Still miffed, I wrote back: You’re the Mayor’s press officer and you don’t have a smartphone with Internet? Given that you knew I’d just come 400 miles, didn’t it occur to you, out of courtesy, to check your email at home while you were eating, since less than an hour earlier you’d written to me with another proposition? I ended with a cheeky jibe about being used to working in “another world” where people behave differently (read, better).
Over the next few days I ruminated on what had happened. This is Spain, I told myself, don’t sweat it. Canceling appointments at the last minute, calling it quits after lunch, not following up on your own correspondence – these things are part and parcel of life here.
It was worse, in Mexico. In fact, back in 2004, out for my very last interview with NPR before leaving that post, I was told face to face by the secretary of the head of Mexico City’s Water Department, in the lobby of its headquarters, that her boss simply wasn’t in and she wasn’t sure when he might be back. I turned on my heels. “But where are you going?” she called. She seemed surprised that I wasn’t making a stink. “I don’t know, I said, “and I’m not sure when I’ll be back.”
That was my parting, petty shot at a culture that put little value on punctuality. That secretary, no doubt, was glad to see the sarcastic gringo go.
So now, in Spain, here I was, still a gringo – or “guiri” – as they call foreigners (and tourists) here, with his own ideas about work, responsibility and politeness, expecting the world to conform to his way of thinking. Expecting that Mayor to apologize for blowing me off. He didn’t, but I got a final email from his press guy. He started out referring to my comments about smart phones.

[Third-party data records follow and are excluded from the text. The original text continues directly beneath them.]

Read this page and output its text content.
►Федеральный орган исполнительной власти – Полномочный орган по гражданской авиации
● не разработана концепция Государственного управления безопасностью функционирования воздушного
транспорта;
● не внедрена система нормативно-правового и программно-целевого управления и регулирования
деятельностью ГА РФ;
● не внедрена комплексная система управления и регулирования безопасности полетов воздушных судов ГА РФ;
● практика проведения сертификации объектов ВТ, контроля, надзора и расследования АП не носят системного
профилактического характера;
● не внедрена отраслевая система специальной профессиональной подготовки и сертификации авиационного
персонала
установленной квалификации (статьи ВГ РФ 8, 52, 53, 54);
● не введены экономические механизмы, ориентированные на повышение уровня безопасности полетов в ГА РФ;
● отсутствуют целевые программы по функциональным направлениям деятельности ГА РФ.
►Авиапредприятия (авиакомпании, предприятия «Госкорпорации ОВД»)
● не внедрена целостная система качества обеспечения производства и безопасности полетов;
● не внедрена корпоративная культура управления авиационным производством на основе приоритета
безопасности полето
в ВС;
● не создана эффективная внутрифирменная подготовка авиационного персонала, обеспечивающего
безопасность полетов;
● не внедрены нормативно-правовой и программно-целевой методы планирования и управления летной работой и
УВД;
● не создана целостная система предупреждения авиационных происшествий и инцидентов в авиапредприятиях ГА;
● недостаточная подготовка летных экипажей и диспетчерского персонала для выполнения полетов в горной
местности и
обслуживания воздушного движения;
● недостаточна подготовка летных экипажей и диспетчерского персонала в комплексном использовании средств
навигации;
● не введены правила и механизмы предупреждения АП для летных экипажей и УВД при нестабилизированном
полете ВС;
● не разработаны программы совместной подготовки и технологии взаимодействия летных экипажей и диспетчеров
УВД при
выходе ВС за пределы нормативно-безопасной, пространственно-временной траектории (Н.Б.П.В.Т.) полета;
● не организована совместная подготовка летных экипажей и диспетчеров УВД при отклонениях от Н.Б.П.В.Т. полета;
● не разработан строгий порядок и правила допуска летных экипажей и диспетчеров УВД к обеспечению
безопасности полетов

“You’ve got to be kidding me,” he wrote. “Smartphones? No, I don’t have one. And with budget cuts were not even allowed to make outgoing calls from the fixed lines at city hall without permission. And don’t even get me started about the extra hours I work for the mayor, without compensation. I don’t know how other people treat you, but I do my job the best I possibly can, despite our lack of resources, sacrificing time that could be spent with my family. I’m not trying to justify myself, just to make the point that we did want to attend to your petition. The mayor talks to all journalists, even those most critical of him… “
Many days have passed now and, having had time to reflect on our exchange, it is quickly dawning on me that I’ve been a heel. I’d gone out there to do a story on a town so desperate for cash it was willing to risk driving its own citizens from their land. But it had never occurred to me that I’d come up against that cash shortfall myself, in the form of the town’s press officer. A guy struggling to do his job on a shoestring, just like his boss, the Mayor, in the midst of a spectacular economic crisis that does not abate.
My gut still says that the Mayor could have made room for me. But it’s time to write his press officer an apology.